Both men were silent for some time, each full of his own thoughts. The world outside the shelter buzzed and sang in the growing heat, and ever more prodigally and mysteriously exposed its beauty in the dazzling sunshine.

"Well. I'll be getting on..." Anisim said. "Seems a bit cooler now."

"It's still very hot."

"Never mind."

"Do you have to keep a cow?"

"Of course."

Anisim picked up his scythe and swept the whetstone along the blade. His eye roamed over the swathes of mown grass-he hadn't done so badly since morning. The old man from town watched him intently and sadly.

"Well, I'm off," Anisim said again.

"Right you are," the townsman assented. "Good-bye to you then." He looked straight into Anisim's eyes, said no more, shook his hand firmly and strode away up the slope towards the road. When he came out on the road, he stood looking round for a moment, then walked away and soon disappeared round the bend.

The old man went on mowing till late in the evening.

Finally he went home.

His wife-as he saw at once-had been waiting for him impatiently.

"We've had a visitor!" she announced as soon as Anisim appeared at the gate. "Drove up in a great long motor-car, asked for you. Where's your husband?' he says."

Anisim sat down on the doorstep and placed his bundle on the ground.

"Wearing a hat, was he? An old fellow?"

"Yes, a hat. And such a fine suit. Like a schoolteacher."

The old man sat staring at the ground in silence. Now he had recognised the strange likeness that had surprised him a few hours ago. Now he realised what it was. But could it really be that?!

"Perhaps it was Grinka? Didn't you notice anything?"

"Heavens above! Are you out of your mind? Grinka? Back from the dead?"

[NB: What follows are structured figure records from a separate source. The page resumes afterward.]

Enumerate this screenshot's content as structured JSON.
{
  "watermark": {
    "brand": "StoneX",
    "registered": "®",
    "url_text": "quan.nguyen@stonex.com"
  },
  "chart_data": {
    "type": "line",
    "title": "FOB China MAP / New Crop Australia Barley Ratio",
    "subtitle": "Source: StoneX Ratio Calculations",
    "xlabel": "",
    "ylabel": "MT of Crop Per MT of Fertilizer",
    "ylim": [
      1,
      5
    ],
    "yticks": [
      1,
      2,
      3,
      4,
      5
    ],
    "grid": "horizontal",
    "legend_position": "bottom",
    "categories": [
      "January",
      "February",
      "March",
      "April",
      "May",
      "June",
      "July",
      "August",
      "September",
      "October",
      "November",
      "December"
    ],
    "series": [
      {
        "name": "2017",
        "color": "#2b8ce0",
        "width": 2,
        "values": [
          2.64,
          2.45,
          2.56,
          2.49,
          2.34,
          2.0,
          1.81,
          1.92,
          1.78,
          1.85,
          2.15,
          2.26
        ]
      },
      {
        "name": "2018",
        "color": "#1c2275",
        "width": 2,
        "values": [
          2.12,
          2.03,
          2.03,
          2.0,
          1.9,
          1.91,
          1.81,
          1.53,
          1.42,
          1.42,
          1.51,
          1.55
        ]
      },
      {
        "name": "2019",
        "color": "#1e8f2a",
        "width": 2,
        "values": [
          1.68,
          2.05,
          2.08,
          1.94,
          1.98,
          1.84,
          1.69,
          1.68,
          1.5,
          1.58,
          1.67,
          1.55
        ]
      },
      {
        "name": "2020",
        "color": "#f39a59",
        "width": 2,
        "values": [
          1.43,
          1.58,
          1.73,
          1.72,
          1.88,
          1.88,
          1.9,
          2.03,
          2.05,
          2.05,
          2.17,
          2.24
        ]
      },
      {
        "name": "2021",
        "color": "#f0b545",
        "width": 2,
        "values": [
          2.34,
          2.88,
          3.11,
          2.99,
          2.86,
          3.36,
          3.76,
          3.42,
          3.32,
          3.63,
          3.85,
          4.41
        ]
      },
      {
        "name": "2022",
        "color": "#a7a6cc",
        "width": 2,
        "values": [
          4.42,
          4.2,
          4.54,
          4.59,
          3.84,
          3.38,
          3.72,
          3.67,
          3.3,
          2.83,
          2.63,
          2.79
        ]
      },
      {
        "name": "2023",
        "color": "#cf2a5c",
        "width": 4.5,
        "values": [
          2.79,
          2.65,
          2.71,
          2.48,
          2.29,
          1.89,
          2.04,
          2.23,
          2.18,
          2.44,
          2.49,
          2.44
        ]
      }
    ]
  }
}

It's better not to talk to a woman about any vague surmises you may have. She'll never understand. When she's young you can fill her stupid head with any nonsense you like and she'll believe you; but when she's old, you try to share a thought that's just struck you-you 11 be the fool right away.

"Has he gone now?"

"Yes, he's gone."

Could it have been Grinka? Surely not? The old man scarcely closed his eyes that night. By morning he had come to the conclusion that it was just a likeness.

Plenty of people look like each other! And why shouldn't he have admitted who he was? Maybe he hadn't wanted to cause a lot of fuss? He had always been funny as a boy.

But could it really have been Grinka?

A week later the old couple received a telegram:

"To Anisim Kvasov.

"Your brother Grigory passed away on the 12th. He asked us to let you know. Kvasov family."

So it had been his brother, after all.